Rep. Boomer Wright, R-Coos Bay, one of three committee members who voted against it, said he would support the bill if the state could pay for it without another tax.

Sanchez said it would be worth it to her to pay a few extra dollars a month on her cell phone bill for someone to get the help they need.

Peer Respite Centers Proposed

Other legislation could move the work along too.

Allen said peer respite centers are also a piece of the needed infrastructure. Lawmakers have a separate pair of bills for peer respite treatment centers. These centers are run by peers -- people who have experienced behavioral health issues firsthand in the past. 

House Bill 2980 could establish three peer respite centers in different parts of the state. The House Behavioral Health Committee last week sent it to the Joint Ways and Means Committee with a 6-3 vote.

Peer-run respite centers are designed as a low-key alternative to an acute care hospital. Under the bill, the Oregon Health Authority would hire peer-run organizations to operate the three peer respite centers. The centers would be in the Portland metro area, southern Oregon and eastern or central Oregon. 

The centers would be small. Each could serve six or fewer people. Each person could voluntarily check in and stay at the center for up to two weeks. The centers would provide a homelike environment where they could decompress and get help. The environment is intended to provide a place for people to get help, before their condition worses and they need to check into a psychiatric hospital.

The bill would give the authority $4.5 million in general fund dollars for the 2021-2023 biennium. That comes to $750,000 annually for each peer respite center.

Kevin Fitts, an advocate and executive director of the Oregon Mental Health Consumers Association, is a strong supporter of the bill, sponsored by Rep. Cedric Hayden, R-Roseburg, and Rep. Rob Nosse, D-Portland.

In an interview, Fitts likened the program to vehicle maintenance. Peer respite is like getting an oil change on a car instead of waiting until the transmission falls out on the highway, Fitts said.

The peer respite centers would fill a critical need, Fitts said, as people are turned away at hospitals if providers deem that they are not a threat to themselves or others.

“If  you ask that question where is there a short-term stay in a homelike place -- that doesn't exist,” Fitts said.

Peer respite centers are part of a growing national trend. The first opened in New Hampshire in 1995, and there are now 32 nationwide, said Dr. Daniel Fisher, CEO at the National Empowerment Center, a Massachusetts-based non-profit that provides technical help and training to behavioral health patients, providers and advocacy organizations.

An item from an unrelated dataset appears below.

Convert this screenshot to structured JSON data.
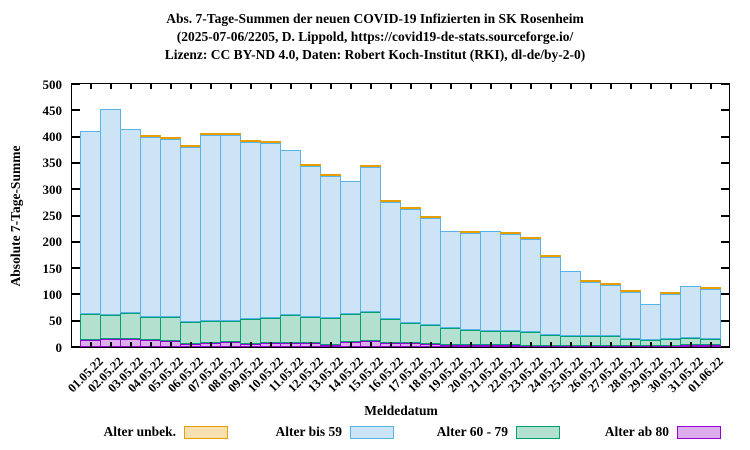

“They’re run by people who have been through similar experiences,” he said in an interview. “They can say ‘I’ve been through this too.’ That confidence is central to beginning the recovery process.” 

They also save money, he said, avoiding the ambulance, police involvement and emergency room costs of a night in a psychiatric hospital. It’s about $300 a night in a peer-run facility instead of $1,200 for a one-night hospital stay, he said.

While in the facility, people can work on their recovery plan and continue to see their psychiatrist. That’s different from a hospital, Fisher said, because a psychiatrist can lose contact with a patient who is admitted into a hospital.

Other states with peer respite centers include Georgia, New York, Wisconsin and California.